De acordo com Guará, encaminhamentos para aprimorar a matriz de competências para residência médica em Mastologia vêm sendo feitos desde 2022. “Mas somente após articulações realizadas pessoalmente no Ministério da Educação no primeiro semestre deste ano, de fato conseguimos avançar e discutir em atualizações necessárias e importantes que aguardam agora a publicação da resolução oficial”, destaca.
No Brasil, além de ser reconhecida como especialidade responsável pelo tratamento de doenças da mama, a Mastologia tem um programa de residência médica específico para profissionais que concluíram treinamento em Cirurgia Geral ou Obstetrícia e Ginecologia, com duração de dois anos e formação que inclui competências clínicas, diagnósticos por imagem, realização de cirurgias em todos os níveis de complexidade para o tratamento de doenças benignas, mas especialmente de doenças malignas da mama. “Isso inclui não somente o tratamento do câncer de mama, mas também as cirurgias reconstrutivas e oncoplásticas”, diz Guará.

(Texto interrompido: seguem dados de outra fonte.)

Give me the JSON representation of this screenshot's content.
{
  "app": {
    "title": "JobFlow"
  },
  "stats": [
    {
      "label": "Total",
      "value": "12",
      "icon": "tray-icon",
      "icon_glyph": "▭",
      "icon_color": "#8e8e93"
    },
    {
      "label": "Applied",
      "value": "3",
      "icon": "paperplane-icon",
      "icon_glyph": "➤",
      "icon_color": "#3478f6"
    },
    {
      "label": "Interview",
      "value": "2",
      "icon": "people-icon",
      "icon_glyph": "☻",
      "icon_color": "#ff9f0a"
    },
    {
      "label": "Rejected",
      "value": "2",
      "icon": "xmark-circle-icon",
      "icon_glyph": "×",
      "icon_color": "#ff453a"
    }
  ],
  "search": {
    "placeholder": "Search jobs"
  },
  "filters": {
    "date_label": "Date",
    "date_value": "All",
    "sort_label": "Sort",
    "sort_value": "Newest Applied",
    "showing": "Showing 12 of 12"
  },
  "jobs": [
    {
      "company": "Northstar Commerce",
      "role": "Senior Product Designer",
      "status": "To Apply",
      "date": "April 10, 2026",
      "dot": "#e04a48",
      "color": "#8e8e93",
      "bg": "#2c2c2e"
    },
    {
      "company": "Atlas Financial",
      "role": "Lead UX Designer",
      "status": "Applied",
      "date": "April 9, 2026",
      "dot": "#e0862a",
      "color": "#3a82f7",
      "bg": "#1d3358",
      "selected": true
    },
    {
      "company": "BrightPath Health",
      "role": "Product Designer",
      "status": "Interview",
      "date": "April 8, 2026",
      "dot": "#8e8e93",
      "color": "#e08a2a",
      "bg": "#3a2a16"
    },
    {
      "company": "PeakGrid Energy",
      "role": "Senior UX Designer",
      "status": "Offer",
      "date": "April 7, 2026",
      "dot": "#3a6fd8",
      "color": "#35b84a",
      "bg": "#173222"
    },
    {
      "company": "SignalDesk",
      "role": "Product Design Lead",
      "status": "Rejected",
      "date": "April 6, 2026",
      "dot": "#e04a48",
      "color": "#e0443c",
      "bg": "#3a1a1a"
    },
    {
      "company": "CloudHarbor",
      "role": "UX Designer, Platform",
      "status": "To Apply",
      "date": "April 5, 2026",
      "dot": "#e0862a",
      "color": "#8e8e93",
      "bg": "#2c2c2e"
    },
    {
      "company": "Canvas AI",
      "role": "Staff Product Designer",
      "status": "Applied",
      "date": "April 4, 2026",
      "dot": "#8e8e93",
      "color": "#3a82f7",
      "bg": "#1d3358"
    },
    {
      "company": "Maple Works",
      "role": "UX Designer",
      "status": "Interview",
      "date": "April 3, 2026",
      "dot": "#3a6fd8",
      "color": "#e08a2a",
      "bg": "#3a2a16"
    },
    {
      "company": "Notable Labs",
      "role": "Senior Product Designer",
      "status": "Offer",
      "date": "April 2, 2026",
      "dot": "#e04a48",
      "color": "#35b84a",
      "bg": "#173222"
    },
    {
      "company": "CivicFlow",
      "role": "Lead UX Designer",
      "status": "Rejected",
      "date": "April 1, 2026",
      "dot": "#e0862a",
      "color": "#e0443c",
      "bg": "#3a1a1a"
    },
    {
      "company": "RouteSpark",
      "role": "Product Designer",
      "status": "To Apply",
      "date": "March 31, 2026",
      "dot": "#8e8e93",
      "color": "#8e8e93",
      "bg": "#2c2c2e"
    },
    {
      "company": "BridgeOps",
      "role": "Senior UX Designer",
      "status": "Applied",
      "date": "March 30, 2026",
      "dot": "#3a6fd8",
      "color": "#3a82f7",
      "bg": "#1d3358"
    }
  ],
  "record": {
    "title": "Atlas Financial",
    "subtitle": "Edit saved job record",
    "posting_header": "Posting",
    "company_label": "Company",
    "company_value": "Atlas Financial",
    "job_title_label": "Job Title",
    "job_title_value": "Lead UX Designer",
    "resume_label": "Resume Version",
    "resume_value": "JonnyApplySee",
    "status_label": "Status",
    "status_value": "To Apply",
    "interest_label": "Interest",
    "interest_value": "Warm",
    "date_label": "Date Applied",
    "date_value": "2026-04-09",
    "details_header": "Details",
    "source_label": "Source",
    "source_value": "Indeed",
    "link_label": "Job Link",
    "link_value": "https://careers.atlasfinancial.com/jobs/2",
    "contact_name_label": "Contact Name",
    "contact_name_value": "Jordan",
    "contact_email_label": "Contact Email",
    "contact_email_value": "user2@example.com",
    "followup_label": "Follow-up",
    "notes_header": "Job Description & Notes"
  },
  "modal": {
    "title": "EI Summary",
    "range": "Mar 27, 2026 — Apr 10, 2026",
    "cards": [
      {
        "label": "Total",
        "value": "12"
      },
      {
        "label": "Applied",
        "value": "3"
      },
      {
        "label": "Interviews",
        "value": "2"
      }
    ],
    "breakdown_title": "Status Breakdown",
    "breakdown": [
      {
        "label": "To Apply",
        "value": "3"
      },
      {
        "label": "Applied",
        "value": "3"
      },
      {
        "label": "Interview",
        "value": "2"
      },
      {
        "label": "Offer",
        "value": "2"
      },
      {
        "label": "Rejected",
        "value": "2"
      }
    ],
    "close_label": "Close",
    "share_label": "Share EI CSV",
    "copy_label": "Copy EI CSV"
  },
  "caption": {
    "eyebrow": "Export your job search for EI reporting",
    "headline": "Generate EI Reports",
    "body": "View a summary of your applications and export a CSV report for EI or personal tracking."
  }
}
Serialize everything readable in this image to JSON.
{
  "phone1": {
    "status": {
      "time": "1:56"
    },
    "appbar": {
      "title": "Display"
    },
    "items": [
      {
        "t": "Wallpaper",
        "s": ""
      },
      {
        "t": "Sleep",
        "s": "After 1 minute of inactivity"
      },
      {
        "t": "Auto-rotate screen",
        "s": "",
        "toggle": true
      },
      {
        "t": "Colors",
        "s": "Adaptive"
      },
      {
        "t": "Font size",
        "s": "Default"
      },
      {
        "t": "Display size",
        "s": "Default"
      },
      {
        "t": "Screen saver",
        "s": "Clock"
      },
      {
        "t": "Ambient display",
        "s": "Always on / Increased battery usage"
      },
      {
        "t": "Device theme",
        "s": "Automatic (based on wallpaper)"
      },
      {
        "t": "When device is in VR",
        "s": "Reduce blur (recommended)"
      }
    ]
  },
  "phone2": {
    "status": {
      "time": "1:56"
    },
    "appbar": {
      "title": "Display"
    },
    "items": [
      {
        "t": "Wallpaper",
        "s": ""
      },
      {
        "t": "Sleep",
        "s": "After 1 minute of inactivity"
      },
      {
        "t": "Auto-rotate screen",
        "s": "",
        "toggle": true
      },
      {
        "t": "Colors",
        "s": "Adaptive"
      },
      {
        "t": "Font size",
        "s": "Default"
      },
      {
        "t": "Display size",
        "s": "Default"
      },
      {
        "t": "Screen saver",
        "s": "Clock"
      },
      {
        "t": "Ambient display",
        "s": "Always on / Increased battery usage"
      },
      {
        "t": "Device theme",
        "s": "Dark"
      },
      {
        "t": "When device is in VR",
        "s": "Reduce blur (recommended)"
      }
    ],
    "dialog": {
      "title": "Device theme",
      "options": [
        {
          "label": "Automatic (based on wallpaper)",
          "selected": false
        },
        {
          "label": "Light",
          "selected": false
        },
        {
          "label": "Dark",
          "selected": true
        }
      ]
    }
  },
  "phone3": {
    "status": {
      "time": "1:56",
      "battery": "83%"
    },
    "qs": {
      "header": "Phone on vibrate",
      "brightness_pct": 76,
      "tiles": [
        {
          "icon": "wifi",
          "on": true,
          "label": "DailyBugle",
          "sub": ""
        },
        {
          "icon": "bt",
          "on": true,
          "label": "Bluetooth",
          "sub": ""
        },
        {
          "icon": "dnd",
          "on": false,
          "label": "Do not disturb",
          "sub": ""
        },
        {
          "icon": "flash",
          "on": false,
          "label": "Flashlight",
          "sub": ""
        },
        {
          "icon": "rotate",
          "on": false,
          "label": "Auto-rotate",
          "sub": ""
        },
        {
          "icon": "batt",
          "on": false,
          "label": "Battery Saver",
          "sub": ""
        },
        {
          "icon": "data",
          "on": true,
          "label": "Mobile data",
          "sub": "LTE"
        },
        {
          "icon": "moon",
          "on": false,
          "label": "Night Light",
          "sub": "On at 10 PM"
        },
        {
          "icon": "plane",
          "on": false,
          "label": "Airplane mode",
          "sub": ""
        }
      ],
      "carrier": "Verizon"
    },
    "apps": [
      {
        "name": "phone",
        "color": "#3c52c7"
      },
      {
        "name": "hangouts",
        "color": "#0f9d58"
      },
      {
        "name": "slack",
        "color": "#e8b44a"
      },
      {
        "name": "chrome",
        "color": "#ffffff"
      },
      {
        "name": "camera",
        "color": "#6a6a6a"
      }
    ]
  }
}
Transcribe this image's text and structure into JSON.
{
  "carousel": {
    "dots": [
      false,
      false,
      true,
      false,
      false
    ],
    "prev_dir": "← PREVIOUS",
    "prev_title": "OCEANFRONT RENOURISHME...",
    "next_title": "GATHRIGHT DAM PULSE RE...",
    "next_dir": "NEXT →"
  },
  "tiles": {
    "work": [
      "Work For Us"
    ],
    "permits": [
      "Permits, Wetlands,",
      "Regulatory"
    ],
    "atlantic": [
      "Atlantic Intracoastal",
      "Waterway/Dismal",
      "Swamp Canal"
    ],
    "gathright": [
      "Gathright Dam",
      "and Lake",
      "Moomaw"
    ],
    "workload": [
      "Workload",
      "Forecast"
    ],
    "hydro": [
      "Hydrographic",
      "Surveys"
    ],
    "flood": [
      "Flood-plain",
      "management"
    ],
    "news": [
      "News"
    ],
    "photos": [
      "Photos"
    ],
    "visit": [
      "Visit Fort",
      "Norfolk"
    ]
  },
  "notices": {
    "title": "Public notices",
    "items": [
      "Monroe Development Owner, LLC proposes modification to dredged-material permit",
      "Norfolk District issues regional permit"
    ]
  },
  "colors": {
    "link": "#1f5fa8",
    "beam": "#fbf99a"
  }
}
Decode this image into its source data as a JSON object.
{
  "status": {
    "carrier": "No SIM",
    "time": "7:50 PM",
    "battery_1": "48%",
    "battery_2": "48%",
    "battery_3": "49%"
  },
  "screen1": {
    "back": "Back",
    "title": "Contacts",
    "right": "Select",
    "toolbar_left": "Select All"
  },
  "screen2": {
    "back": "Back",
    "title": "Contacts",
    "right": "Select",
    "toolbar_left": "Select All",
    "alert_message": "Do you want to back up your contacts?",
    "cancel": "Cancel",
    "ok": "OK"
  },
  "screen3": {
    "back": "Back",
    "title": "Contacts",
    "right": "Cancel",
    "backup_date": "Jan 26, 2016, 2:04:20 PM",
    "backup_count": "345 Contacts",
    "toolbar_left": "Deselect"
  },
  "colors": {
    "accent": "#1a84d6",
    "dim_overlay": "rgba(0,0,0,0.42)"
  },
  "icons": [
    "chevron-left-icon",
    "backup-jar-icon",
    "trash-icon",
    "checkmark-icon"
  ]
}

O modelo de formação brasileiro constitui um diferencial quando comparado a países da Europa e também os Estados Unidos, onde essas cirurgias, em geral, são realizadas por ginecologistas, cirurgiões oncológicos e cirurgiões gerais que integram equipes de múltiplas especialidades. “Como os programas de residência médica no País são regulamentados pelo Ministério da Educação, hospitais com programas de residência médica geralmente também oferecem condições de saúde superiores, que refletem melhores prognósticos para diversas doenças.”
Entre os pontos mais importantes das atualizações da matriz de competências, o mastologista destaca a consolidação do tratamento cirúrgico da mama em todas as dimensões, “desde tratamento de doenças benignas, câncer de mama, cirurgias de afirmação de gênero, intervenções reparadoras, reconstrutivas e estéticas, ampliação da atuação do mastologista nos procedimentos radioguiados e aumento da competência em terapias sistêmicas do câncer de mama”.
Para José Pereira Guará, a articulação entre SBM e Ministério da Educação tem importância inestimável. “Temos agora a chancela do órgão oficial com um norteador dos processos de formação de especialistas no Brasil inteiro”, conclui.